Maintenant, parlons un peu de la série Professeur Layton. Je crois qu'on peut dire que la série Professeur Layton est sortie à la suite de l'avènement de la console Nintendo DS. Quel a été le processus pour aboutir à la création de la série Professeur Layton ?

Hino :

L'élément déclencheur, c'est qu'après avoir fait Dragon Quest VIII, on s'était fixé l'objectif de créer quelque chose entièrement par nous-mêmes, en tant qu'entreprise.

Iwata :

En d'autres termes, jusqu'à cet instant, LEVEL-5 avait été un développeur de jeux. Là, vous aviez décidé de devenir un éditeur et de sortir vos propres produits.

Hino :

C'est exact. Si on devenait éditeurs, j'ai pensé que la console Nintendo DS serait notre meilleure alliée, vu qu'elle facilite la concrétisation des idées. Mais, pour être honnête... Certains disaient qu'un jeu qui n'était pas créé par Nintendo serait dur à vendre, et je me suis demandé pour quelles raisons ce serait le cas. J'en suis venu à la conclusion que tous ceux qui aimaient jouer aux jeux vidéo ne possédaient pas forcément une console Nintendo DS.

Iwata :

Si on regarde la période où la console Nintendo DS s'est vendue en masse, en même temps que le Programme d'Entraînement Cérébral20 et Nintendogs21, vous avez peut-être raison. 20Programme d'Entraînement Cérébral du Dr Kawashima : Quel âge a votre cerveau ? : jeu sorti sur console Nintendo DS en 2005 au Japon.21Nintendogs : jeu sorti sur la console Nintendo DS en avril 2005 au Japon.

Hino :

C'est à ce moment précis que l'on a commencé à planifier Professeur Layton et l'Étrange Village.
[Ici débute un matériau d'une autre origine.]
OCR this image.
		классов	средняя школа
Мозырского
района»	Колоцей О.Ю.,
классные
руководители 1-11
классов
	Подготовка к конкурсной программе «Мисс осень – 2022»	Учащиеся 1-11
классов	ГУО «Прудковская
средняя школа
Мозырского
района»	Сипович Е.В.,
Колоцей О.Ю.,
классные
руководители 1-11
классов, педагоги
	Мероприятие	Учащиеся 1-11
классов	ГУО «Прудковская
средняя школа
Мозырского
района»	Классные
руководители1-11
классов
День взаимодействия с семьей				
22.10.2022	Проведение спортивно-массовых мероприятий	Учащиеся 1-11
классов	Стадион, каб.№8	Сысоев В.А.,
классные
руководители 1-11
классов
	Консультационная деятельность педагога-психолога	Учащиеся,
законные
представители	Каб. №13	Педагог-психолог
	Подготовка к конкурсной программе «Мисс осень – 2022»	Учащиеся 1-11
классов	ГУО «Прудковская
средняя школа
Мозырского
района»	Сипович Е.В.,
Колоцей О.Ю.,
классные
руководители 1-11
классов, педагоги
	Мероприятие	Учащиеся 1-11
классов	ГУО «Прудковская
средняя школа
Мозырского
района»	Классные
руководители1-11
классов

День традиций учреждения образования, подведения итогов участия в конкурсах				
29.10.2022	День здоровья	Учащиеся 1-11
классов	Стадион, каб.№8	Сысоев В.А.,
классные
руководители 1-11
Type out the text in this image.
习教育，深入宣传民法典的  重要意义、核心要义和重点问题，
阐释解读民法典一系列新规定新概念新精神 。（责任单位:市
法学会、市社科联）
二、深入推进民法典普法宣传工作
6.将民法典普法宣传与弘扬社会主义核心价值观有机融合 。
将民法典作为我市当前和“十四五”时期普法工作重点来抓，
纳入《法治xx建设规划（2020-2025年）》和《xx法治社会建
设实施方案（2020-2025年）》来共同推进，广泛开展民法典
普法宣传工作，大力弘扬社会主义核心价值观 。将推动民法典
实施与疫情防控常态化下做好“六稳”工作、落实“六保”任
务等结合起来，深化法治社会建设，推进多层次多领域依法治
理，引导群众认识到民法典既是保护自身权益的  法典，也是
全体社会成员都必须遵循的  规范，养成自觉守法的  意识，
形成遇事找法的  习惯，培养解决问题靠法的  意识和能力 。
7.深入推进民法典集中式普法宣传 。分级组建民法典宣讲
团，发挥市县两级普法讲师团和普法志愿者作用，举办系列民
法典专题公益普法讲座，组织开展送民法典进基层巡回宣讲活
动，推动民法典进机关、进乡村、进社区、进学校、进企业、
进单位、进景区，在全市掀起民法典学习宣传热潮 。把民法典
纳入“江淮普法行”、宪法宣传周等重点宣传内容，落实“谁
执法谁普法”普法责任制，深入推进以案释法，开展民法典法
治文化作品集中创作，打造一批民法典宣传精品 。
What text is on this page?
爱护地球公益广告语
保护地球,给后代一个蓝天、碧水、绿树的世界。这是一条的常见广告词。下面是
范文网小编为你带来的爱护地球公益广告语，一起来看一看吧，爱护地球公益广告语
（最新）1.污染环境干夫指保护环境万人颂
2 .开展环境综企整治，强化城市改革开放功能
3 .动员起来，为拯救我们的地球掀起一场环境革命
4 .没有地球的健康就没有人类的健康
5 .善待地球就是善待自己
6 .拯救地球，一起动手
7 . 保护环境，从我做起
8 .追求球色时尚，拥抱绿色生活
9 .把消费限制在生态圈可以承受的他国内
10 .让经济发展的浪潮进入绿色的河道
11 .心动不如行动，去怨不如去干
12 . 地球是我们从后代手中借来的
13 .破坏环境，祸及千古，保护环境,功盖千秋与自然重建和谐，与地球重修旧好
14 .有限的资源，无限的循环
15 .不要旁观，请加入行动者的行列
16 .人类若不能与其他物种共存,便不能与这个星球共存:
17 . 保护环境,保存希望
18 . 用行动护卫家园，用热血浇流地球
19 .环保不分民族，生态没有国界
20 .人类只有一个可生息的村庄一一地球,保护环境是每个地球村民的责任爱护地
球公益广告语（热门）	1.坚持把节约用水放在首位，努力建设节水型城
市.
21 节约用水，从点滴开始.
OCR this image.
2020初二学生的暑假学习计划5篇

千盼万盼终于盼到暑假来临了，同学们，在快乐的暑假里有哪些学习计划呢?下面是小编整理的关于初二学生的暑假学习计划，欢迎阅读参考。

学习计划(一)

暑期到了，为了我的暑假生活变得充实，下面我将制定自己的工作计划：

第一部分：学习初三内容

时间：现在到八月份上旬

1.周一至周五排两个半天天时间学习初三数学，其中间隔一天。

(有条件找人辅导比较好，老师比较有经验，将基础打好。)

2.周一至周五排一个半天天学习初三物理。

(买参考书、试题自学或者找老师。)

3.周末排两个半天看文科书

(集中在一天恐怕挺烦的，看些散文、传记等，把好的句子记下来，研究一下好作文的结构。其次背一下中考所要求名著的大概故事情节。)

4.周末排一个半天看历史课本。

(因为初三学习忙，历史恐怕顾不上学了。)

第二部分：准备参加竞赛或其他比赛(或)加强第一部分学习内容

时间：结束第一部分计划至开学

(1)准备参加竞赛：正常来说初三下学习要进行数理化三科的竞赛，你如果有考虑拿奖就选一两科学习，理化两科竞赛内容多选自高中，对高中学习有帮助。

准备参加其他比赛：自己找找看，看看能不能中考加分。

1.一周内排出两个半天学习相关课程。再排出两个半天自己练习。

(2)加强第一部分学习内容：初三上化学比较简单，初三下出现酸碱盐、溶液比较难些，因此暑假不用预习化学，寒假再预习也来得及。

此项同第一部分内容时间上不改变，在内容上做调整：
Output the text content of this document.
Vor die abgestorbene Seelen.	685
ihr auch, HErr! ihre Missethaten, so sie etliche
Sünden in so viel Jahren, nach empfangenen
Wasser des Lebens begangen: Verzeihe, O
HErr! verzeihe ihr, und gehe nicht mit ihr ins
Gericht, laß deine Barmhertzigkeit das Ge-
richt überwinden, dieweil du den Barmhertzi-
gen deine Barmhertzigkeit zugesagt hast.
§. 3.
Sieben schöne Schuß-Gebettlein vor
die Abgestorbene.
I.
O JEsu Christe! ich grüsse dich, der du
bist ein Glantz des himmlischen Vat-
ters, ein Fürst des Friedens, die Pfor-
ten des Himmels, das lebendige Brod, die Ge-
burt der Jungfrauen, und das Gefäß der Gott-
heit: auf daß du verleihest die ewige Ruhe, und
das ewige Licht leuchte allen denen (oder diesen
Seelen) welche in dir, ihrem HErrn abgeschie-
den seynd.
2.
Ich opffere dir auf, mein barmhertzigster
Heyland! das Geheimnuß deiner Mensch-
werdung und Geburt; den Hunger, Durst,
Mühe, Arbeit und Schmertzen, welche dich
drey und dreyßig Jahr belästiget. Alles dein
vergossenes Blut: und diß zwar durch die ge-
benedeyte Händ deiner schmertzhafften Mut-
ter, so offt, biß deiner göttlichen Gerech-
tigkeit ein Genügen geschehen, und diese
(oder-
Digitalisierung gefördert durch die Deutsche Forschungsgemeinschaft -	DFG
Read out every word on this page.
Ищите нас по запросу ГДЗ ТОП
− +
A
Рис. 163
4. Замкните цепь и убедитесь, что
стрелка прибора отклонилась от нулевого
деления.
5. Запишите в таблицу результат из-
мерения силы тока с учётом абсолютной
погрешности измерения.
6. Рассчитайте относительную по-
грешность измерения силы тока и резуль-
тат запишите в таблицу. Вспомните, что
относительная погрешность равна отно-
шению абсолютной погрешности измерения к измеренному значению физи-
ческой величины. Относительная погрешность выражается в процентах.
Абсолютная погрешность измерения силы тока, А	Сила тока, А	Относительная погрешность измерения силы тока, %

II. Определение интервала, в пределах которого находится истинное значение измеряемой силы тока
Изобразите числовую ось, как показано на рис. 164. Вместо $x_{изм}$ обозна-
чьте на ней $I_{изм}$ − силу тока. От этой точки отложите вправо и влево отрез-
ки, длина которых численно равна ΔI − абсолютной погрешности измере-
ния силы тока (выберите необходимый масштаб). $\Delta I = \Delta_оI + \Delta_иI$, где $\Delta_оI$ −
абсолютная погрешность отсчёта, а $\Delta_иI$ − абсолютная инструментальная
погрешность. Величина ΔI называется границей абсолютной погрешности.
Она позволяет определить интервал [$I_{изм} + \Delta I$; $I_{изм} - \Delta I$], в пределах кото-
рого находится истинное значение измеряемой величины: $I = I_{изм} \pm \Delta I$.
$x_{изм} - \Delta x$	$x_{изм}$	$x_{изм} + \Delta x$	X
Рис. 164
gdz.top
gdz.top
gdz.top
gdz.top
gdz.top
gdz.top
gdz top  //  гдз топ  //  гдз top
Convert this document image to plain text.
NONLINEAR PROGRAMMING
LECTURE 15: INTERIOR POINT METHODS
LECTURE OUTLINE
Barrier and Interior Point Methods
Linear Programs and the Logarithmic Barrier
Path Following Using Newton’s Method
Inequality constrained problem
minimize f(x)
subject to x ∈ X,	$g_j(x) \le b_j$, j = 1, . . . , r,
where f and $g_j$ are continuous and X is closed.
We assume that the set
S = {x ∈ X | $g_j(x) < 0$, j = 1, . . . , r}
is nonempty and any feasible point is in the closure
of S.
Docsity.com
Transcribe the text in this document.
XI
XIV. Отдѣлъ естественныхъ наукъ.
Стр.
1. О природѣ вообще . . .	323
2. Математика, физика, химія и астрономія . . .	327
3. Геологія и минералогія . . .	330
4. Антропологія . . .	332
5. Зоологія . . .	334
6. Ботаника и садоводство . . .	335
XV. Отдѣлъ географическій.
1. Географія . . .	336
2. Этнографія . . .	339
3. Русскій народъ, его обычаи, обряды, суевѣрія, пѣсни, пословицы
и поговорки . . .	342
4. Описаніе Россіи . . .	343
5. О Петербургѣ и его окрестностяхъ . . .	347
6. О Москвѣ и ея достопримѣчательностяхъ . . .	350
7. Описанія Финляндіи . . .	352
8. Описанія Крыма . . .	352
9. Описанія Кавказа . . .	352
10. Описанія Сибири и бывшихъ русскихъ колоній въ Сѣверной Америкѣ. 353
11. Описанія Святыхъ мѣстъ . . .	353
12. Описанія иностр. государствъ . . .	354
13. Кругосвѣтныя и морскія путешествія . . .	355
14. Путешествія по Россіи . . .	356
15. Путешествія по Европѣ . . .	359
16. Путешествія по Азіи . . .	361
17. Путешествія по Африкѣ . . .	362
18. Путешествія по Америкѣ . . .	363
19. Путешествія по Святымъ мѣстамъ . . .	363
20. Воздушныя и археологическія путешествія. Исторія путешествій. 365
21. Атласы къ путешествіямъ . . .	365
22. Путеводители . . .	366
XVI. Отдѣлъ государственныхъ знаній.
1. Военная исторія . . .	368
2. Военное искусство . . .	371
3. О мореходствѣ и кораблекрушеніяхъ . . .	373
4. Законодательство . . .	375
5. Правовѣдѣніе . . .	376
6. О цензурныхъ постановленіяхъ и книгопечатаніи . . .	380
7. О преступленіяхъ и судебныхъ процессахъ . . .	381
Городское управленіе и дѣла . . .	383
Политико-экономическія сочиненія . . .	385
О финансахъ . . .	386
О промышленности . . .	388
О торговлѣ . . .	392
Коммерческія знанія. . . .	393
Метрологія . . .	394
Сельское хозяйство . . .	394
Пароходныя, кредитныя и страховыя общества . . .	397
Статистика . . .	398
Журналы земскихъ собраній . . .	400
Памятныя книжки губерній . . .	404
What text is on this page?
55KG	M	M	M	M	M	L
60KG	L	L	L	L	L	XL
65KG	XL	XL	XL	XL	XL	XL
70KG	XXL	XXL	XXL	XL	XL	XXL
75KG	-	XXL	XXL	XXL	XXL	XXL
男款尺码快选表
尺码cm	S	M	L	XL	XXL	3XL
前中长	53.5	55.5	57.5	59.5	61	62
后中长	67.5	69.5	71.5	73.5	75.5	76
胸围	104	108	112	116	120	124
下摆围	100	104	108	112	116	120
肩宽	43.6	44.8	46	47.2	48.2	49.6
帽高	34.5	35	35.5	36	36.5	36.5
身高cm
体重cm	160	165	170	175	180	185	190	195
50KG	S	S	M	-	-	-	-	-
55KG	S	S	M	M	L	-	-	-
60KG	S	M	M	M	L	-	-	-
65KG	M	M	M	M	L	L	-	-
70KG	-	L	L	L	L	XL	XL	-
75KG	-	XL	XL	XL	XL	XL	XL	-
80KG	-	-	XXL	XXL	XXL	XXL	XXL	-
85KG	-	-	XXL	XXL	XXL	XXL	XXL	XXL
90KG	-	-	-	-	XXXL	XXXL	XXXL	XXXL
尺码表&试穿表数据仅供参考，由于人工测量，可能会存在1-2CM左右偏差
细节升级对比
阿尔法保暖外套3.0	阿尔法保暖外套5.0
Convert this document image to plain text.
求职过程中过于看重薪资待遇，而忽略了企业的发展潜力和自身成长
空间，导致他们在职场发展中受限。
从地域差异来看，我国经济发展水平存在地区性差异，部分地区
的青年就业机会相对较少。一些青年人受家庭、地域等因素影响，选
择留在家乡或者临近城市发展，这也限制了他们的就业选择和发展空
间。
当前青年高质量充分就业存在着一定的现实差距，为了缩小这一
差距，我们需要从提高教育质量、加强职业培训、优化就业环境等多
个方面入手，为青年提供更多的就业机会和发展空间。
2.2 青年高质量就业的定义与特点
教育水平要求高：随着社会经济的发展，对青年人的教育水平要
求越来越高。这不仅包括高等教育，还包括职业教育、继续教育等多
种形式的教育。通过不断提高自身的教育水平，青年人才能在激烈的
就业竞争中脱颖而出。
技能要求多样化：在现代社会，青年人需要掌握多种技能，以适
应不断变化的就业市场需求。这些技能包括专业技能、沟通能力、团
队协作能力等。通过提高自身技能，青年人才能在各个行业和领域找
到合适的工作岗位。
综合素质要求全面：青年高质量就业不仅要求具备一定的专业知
Surtout, à partir de notre analyse, nous avons découvert que les utilisateurs occasionnels, ceux qui étaient dotés de la console Nintendo DS Lite, avaient plutôt acquis une console de jeu pour avoir la sensation de posséder un objet populaire plutôt que pour rechercher les derniers jeux de qualité. Donc, pour assurer le succès de notre premier titre en tant qu'éditeur, on a pensé à créer un successeur au Programme d'Entraînement Cérébral. Bien sûr, il y avait aussi des gamers qui jouaient sur Nintendo DS, mais on a pensé que le nombre d'utilisateurs occasionnels ayant joué au Programme d'Entraînement Cérébral et n'ayant pas encore acheté d'autre jeu pourrait être conséquent, étonnamment.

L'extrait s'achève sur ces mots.